In my case all my fish went though a 8 week QT process, if not longer. Before I started treating cupermine for 6 weeks everytime, I would only treat if needed or for only 2 weeks. I did this with my flame wrasses, they never showed any signs of ich or have any fish I have ever added to my tank. But yet a few fish in my system have ich now and I'm in the process of fallowing my tank.

I can only concluded that it came from my flame wrasse as it happen after they were added and are still the only fish never to show any sign of ich. Plus there slime coat's are strong enough to remove it.
 
I don't know why people still think Ich is always in a tank when there is plenty of scientific documentation on what Ich is. It's a an organism, if you kill it, and treat every fish for it that goes in your tank it can not be present (unless it was a hypo-resistant strain or you measured copper incorrectly).

Ok, I really do value the discussion here but it seems to me when ich is discussed I'm left with more questions than answers. So if you would be so kind;

No need to be confused with all the opinions, the facts are there:

1. What is the length of time I should treat for ich with Copper? and hypo?

Standard dosage for copper is 0.5mg/l for 2 weeks. I, and many others, treat for 3 weeks just to be sure. For hypo 4 weeks is considered to be okay, many treat for 6 weeks (and I used to).

2. How do I diagnose velvet as opposed to ich?

Very easily. Ich is white spot that can be uneven across the body. Velvet is more even and compact and gold in appearance, giving a fish that "velvety" look.

3. what do I treat velvet with and for how long?

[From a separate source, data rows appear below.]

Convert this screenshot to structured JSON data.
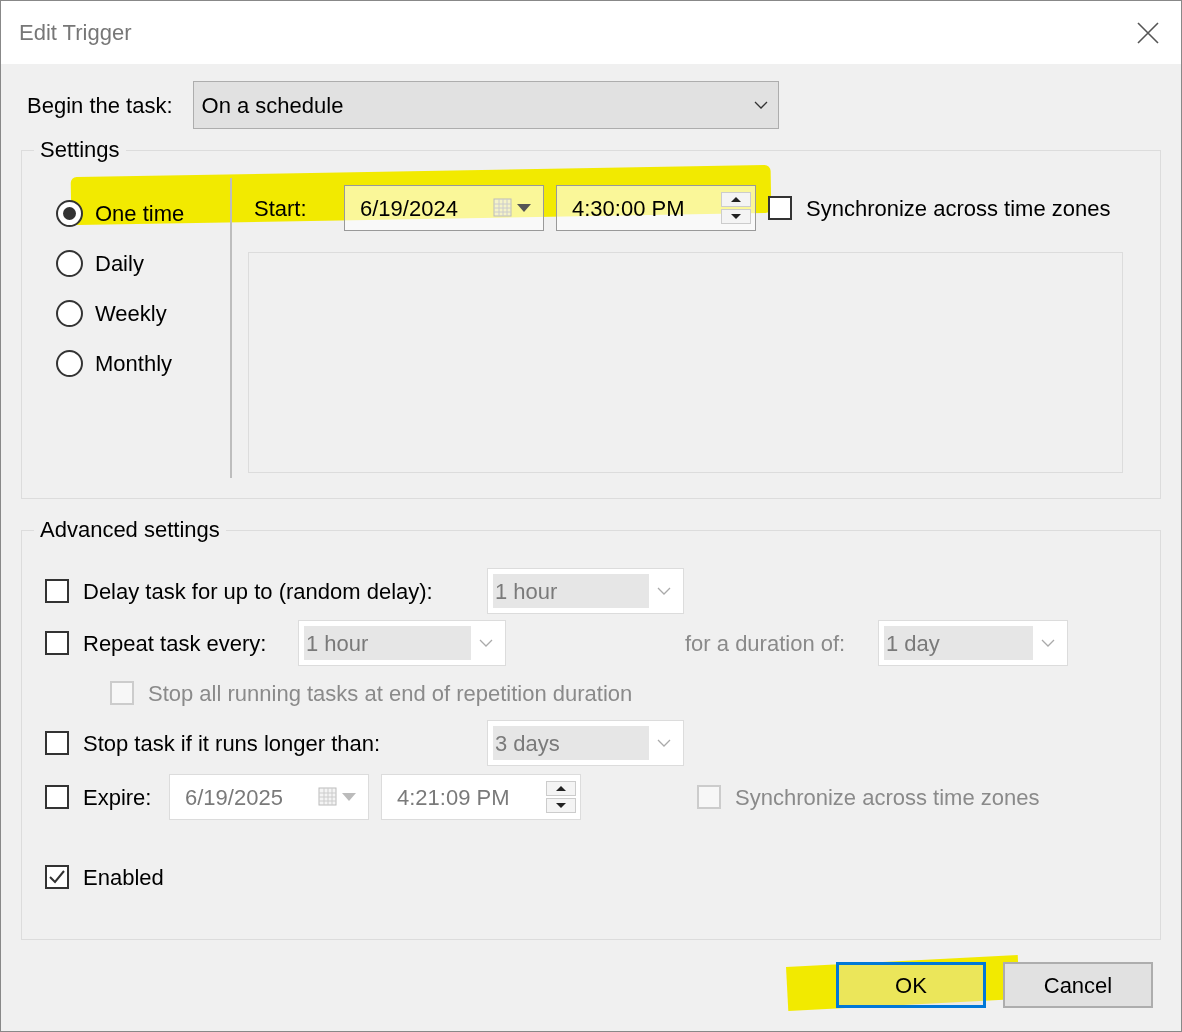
{
  "window": {
    "title": "Edit Trigger"
  },
  "begin": {
    "label": "Begin the task:",
    "value": "On a schedule"
  },
  "settings": {
    "title": "Settings",
    "schedules": [
      {
        "label": "One time",
        "selected": true
      },
      {
        "label": "Daily",
        "selected": false
      },
      {
        "label": "Weekly",
        "selected": false
      },
      {
        "label": "Monthly",
        "selected": false
      }
    ],
    "start": {
      "label": "Start:",
      "date": "6/19/2024",
      "time": "4:30:00 PM"
    },
    "sync": {
      "label": "Synchronize across time zones",
      "checked": false
    }
  },
  "advanced": {
    "title": "Advanced settings",
    "delay": {
      "label": "Delay task for up to (random delay):",
      "checked": false,
      "value": "1 hour",
      "disabled": true
    },
    "repeat": {
      "label": "Repeat task every:",
      "checked": false,
      "value": "1 hour",
      "disabled": true,
      "duration_label": "for a duration of:",
      "duration": "1 day"
    },
    "stop_all": {
      "label": "Stop all running tasks at end of repetition duration",
      "checked": false,
      "disabled": true
    },
    "stop_task": {
      "label": "Stop task if it runs longer than:",
      "checked": false,
      "value": "3 days",
      "disabled": true
    },
    "expire": {
      "label": "Expire:",
      "checked": false,
      "date": "6/19/2025",
      "time": "4:21:09 PM",
      "disabled": true,
      "sync": {
        "label": "Synchronize across time zones",
        "checked": false,
        "disabled": true
      }
    },
    "enabled": {
      "label": "Enabled",
      "checked": true
    }
  },
  "buttons": [
    {
      "label": "OK",
      "default": true
    },
    {
      "label": "Cancel",
      "default": false
    }
  ]
}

Copper will kill it. But velvet will kill your fish quicker than copper will kill the velvet. Velvet kills quicker than Ich. If a fish shows signs of Velvet in a QT the best thing to do first is a freshwater dip, and a Formalin dip first. This will help knock down the parasite population and give the fish the time it will need. Then treat with copper for 2-3 weeks.

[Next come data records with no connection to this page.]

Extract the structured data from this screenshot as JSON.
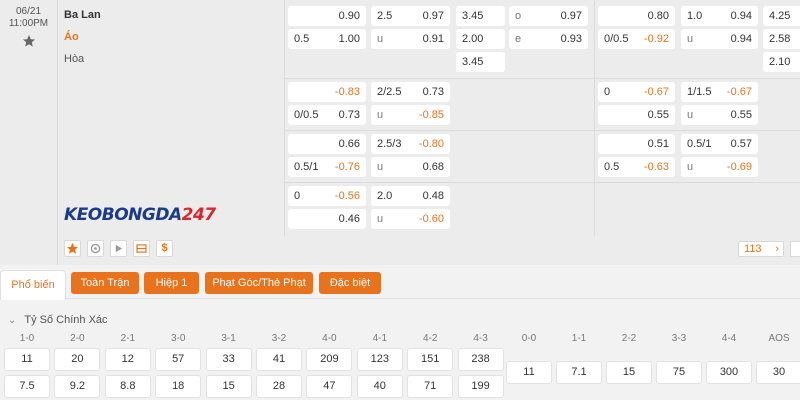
{
  "match": {
    "date": "06/21",
    "time": "11:00PM",
    "home": "Ba Lan",
    "away": "Áo",
    "draw": "Hòa",
    "logo_part1": "KEOBONGDA",
    "logo_part2": "247"
  },
  "block1": {
    "r1": {
      "ah_val": "0.90",
      "ou_line": "2.5",
      "ou_val": "0.97",
      "x12": "3.45",
      "oe_lbl": "o",
      "oe_val": "0.97",
      "h1_ah_val": "0.80",
      "h1_ou_line": "1.0",
      "h1_ou_val": "0.94",
      "h1_x12": "4.25"
    },
    "r2": {
      "ah_line": "0.5",
      "ah_val": "1.00",
      "ou_lbl": "u",
      "ou_val": "0.91",
      "x12": "2.00",
      "oe_lbl": "e",
      "oe_val": "0.93",
      "h1_ah_line": "0/0.5",
      "h1_ah_val": "-0.92",
      "h1_ou_lbl": "u",
      "h1_ou_val": "0.94",
      "h1_x12": "2.58"
    },
    "r3": {
      "x12": "3.45",
      "h1_x12": "2.10"
    }
  },
  "block2": {
    "r1": {
      "ah_val": "-0.83",
      "ou_line": "2/2.5",
      "ou_val": "0.73",
      "h1_ah_line": "0",
      "h1_ah_val": "-0.67",
      "h1_ou_line": "1/1.5",
      "h1_ou_val": "-0.67"
    },
    "r2": {
      "ah_line": "0/0.5",
      "ah_val": "0.73",
      "ou_lbl": "u",
      "ou_val": "-0.85",
      "h1_ah_val": "0.55",
      "h1_ou_lbl": "u",
      "h1_ou_val": "0.55"
    }
  },
  "block3": {
    "r1": {
      "ah_val": "0.66",
      "ou_line": "2.5/3",
      "ou_val": "-0.80",
      "h1_ah_val": "0.51",
      "h1_ou_line": "0.5/1",
      "h1_ou_val": "0.57"
    },
    "r2": {
      "ah_line": "0.5/1",
      "ah_val": "-0.76",
      "ou_lbl": "u",
      "ou_val": "0.68",
      "h1_ah_line": "0.5",
      "h1_ah_val": "-0.63",
      "h1_ou_lbl": "u",
      "h1_ou_val": "-0.69"
    }
  },
  "block4": {
    "r1": {
      "ah_line": "0",
      "ah_val": "-0.56",
      "ou_line": "2.0",
      "ou_val": "0.48"
    },
    "r2": {
      "ah_val": "0.46",
      "ou_lbl": "u",
      "ou_val": "-0.60"
    }
  },
  "actions": {
    "more_count": "113",
    "dollar": "$"
  },
  "tabs": {
    "active": "Phổ biến",
    "items": [
      "Toàn Trận",
      "Hiệp 1",
      "Phạt Góc/Thẻ Phạt",
      "Đặc biệt"
    ]
  },
  "correct_score": {
    "title": "Tỷ Số Chính Xác",
    "home_headers": [
      "1-0",
      "2-0",
      "2-1",
      "3-0",
      "3-1",
      "3-2",
      "4-0",
      "4-1",
      "4-2",
      "4-3"
    ],
    "home_odds": [
      "11",
      "20",
      "12",
      "57",
      "33",
      "41",
      "209",
      "123",
      "151",
      "238"
    ],
    "away_odds": [
      "7.5",
      "9.2",
      "8.8",
      "18",
      "15",
      "28",
      "47",
      "40",
      "71",
      "199"
    ],
    "draw_headers": [
      "0-0",
      "1-1",
      "2-2",
      "3-3",
      "4-4",
      "AOS"
    ],
    "draw_odds": [
      "11",
      "7.1",
      "15",
      "75",
      "300",
      "30"
    ]
  },
  "colors": {
    "accent": "#e8731c",
    "negative": "#e8731c",
    "brand_blue": "#1a3a8a",
    "brand_red": "#d8262e"
  }
}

4. how do I prevent ich from getting into my DT?

If you have fish the DT already and they have never been treated the only way to be sure is to remove them all and to treat them and leave the DT fishless for 6 weeks. And then treat all new arrivals with Copper or hypo. Copper being the best I feeel, as it treats Velvet too.

5. how to treat inverts that may be carrying ich? i.e. snails having ich on their shells, etc.

I think you'd have to be extremely unlucky to have a Tomont come into a tank on a snail, coral, or even Live Rock. The Trophant by its very nature seeks substrate when it detaches from the fish and goes into the Tormont stage.

6. How do I treat scaleless fish like mandarin's ?for ich

It's possible to beat Ich without hypo or copper. The parasite infects and feeds on a fish for a maximum of 7 days before it drops off and encysts into the Tormont phase, where it can lay dormont for a maximum of 4 weeks. So what you can do is set up 2 quarantine tanks, treat with Formalin and freshwater dips and transfer fish to the other QT after 24 hours. Then empty and clean the first tank, fill with new water, transfer with back after 24 hours. Do this 4 times, over 8 days and the parasite should have dropped off and wouldn't have time to encyst and reinfect the fish.

Hope this clarifies things.
 
very very helpful, Thank you so much.

Maybe I'm a worrier but I still worry about that nass. snail that is dug out of the sand at the LFS and I put in my tank loaded with ich. can it happen?